Cape Town – Treasury director general Lungisa Fuzile believes a new rating agency that is pro-South Africa will have very limited benefits for the country.
His views follow Standard & Poor’s (S&P) decision this week to downgrade South Africa’s sovereign rating to BB+, which is non-investment grade or junk status, and Moody’s decision to place its Baa2 (two notches above junk) ratings of South Africa on downgrade review.
This follows the removal of ANC ministers Pravin Gordhan and Mcebisi Jonas from their roles as political heads of Treasury last week, stoking fears that South Africa will change its tight fiscal policy.
In an exclusive video interview with Fin24 at the Cape Town International Convention Centre on Wednesday, Fuzile – who revealed he resigned and will leave in mid-May – said South Africans “need to be a little more elegant in thinking” about the role of rating agencies.
WATCH: Interview with Treasury director general Lungisa Fuzile
Calls for new rating agency
There have been calls from some ANC politicians for the BRICS (Brazil, Russia, India, China and South Africa) nations to form their own rating agency, to combat the conservative stance of the current agencies.
South Africa’s sovereign bonds will only be officially rated as junk if Fitch or Moody’s downgrades the country to non-investment grade, a move that is likely to occur. South Africa would then join fell BRICS countries Brazil and Russian, which are currently rated as junk by two or more rating agencies.

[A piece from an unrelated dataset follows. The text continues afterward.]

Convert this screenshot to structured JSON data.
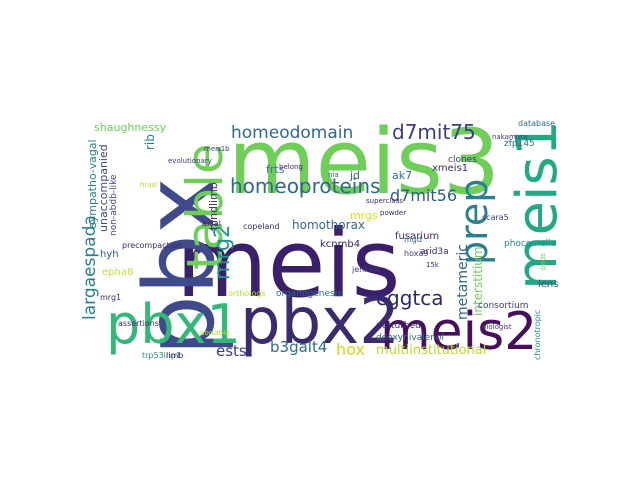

In his State of the Nation address in 2017, President Jacob Zuma said: “We welcome the Goa BRICS Heads of State and Government decision to establish the BRICS Rating Agency so that we can assist one another in assessing our economic paths.”
Why a new ratings agency won’t work
While he does not believe this is a bad idea, Fuzile said a new rating agency that rates South Africa favourably will not take the country very far.
“It is only when two rating agencies rate you – let’s take for example sub-investment grade (junk status) – that the rating begins to matter,” he explained.
“If you just have one rating agency rating you AAA (above junk) when others are rating you … BBB+ (junk), your debt instruments are not going to be traded on the basis of the one that stands out.
“We would have been better off if we thought about creating our own rating agency when our country’s ratings were improving.
“When you say you will have your own … (rating agency) when others say things that you may not like yourself, it does take something away from the credibility of your idea.”
WATCH: Treasury director general Lungisa Fuzile reveals his resignation plans
What will happen if Fitch and Moody’s strike
Asked what will happen to bond yields and the economy should Fitch and Moody’s strike, Fuzile said: “I hope it doesn’t happen.”
He explained that when two rating agencies downgrade South Africa to junk status, then 10% of South Africa’s bond holders, who are part of the foreign currency denominated component, would have to sell their bonds as part of their portfolio mandate. Not selling could make them technically in breach of their mandate.
“They are given a certain amount of time … to sell the South African bonds that they are holding in their portfolio,” he said. “That triggers a rise in the yield, which means the debt service cost associated with those instruments rise.”
Moving away from foreign debt
When S&P downgraded South Africa, National Treasury reacted, saying: “Reducing reliance on foreign savings to fund investment and relying less on debt to finance public expenditure will secure South Africa’s fiscal sovereignty and economic independence.”
Some economists took this to mean a radical move away from Fitch, S&P and Moody’s, but Fuzile said this was misunderstood.
“As a country, we must raise the level of savings in South Africa, so that at a macro-economic level we can depend less and less on savings from other parts of the world,” he said.
Fuzile said it would not necessary mean a cut in expenditure. “If we cut our suit according to our cloth… then we move close to that.
Best thing for SA is to grow economy
In other words, if South Africa aligns its expenditure to the size of its GDP and the size at which it grows, then it could depend less on debt.
“If we work hard to achieve a higher and faster rate of growth, then all of a sudden you’ve got a different picture, because (this will see) … your tax base expanding.
“(There will be) more resources available from within the economy.
“We are not irritated that foreign savings are coming here. We are just being cautious (because) the dependence has got advantages and it also has disadvantages.
“We must take steps proactively to ensure that we build the macro-economic strength of our economy,” he said.